Peaches and Cream Parfait

Ingredients

(For Parfait)

Honey whipped cream recipe below

Amoretti cookies, crushed 2 each

Marinated Peaches recipe below

(For Honey whipped cream)

Heavy cream (crème entire) 1 ½ cups (360ml)

Honey 5 Tbsp

(For Marinated Peaches)

Brown sugar, firm packed ½ cup (120ml)

Amaretto 1 Tbsp

Peaches 4 large (about 1 ½ lbs)

Procedure

  1. Marinate the Peaches: Combine the sugar and ¼ cup of water in a small heavy-based saucepan and bring to a boil over medium-high heat. Remove from the heat and let the sugar syrup cool stir in the amaretto.
  2. Bring a large saucepan of water to a boil. Fill a large bowl with ice water.

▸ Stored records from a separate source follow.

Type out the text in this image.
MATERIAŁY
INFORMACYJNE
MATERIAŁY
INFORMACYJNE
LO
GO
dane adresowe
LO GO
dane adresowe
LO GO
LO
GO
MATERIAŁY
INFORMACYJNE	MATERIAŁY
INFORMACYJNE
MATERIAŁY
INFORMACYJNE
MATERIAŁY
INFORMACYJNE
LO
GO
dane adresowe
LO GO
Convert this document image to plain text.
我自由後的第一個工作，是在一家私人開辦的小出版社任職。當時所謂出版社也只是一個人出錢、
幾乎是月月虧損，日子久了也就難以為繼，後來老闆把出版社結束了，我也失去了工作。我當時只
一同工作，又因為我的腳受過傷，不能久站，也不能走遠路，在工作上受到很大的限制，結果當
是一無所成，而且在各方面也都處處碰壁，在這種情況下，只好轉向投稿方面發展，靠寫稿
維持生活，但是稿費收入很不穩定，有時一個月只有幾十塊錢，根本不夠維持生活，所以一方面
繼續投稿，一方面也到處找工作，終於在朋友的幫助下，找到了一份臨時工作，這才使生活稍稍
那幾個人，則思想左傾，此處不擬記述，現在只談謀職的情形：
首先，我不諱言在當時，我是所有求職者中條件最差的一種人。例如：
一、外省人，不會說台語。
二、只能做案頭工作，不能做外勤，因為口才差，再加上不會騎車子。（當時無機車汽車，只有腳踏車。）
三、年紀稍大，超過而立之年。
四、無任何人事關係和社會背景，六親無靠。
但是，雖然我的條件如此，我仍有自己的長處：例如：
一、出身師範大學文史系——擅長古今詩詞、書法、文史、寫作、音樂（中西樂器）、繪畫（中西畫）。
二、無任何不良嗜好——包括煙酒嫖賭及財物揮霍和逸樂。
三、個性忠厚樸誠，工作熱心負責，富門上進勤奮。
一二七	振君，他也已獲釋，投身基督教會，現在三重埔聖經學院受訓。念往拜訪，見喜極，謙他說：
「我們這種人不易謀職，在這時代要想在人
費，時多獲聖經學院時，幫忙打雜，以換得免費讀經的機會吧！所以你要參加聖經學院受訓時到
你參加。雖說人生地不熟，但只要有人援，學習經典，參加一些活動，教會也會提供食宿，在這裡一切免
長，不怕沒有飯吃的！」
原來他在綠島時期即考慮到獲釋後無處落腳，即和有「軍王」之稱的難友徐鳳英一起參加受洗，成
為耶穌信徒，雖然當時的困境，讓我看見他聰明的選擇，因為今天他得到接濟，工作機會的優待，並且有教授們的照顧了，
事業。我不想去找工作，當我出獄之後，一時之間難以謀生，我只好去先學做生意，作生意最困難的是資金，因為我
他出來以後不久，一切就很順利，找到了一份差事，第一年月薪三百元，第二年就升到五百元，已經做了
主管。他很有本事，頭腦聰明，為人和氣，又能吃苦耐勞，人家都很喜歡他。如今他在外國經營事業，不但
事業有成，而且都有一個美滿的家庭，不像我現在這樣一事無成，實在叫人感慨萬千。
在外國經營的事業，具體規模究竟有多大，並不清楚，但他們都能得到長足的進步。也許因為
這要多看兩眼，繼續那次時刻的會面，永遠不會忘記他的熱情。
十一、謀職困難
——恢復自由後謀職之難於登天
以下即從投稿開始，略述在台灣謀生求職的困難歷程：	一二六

Using a small sharp knife, cut a small X in the pointed end of each peach. Plunge the peaches into the boiling water for 1 minute. With a slotted spoon, remove the peaches from the water and put them into the bowl of ice water to stop the cooking. When the peaches are cool enough to handle, gently peel the skin off the peaches, starting at the X. If the skins don’t peel off easily, return the peaches to the boiling water for another 30 to 60 seconds.
  3. Halve the peaches lengthwise and remove the pits. Slice each half lengthwise into 1/2 –inch-thick slices and put them in a medium bowl. Pour the amaretto sugar syrup over the peaches and stir gently to coat completely. Cover the bowl tightly with plastic wrap and let the peaches marinate in the refrigerator for at least 30 minutes and up to 2 hours before using.
  4. Honey Whipped cream: Pour the cream in to the chilled bowl of an electric stand mixer or into a large chilled mixing bowl. Use the wire whisk attachment on the stand mixer or a hand held mixer to whip the cream on medium speed until it begins to thicken slightly. Turn the mixer off and add the honey. If necessary, scrape down the sides of the mixing bowl to push the honey into the cream. Whip the cream on medium-high speed until it holds soft peaks. Use right away.
  5. To assemble Parfait: Using a large spoon or a pastry bag fitted with a large open tip to fill each goblet or glass about a quarter full with the honey whipped cream. Sprinkle a little of the cookies evenly over the whipped cream. Top with a scant ¼ cup of the marinated peaches. Repeat. Garnish with a dollop of cream and a sprinkle of any remaining crumbs. Serve immediately.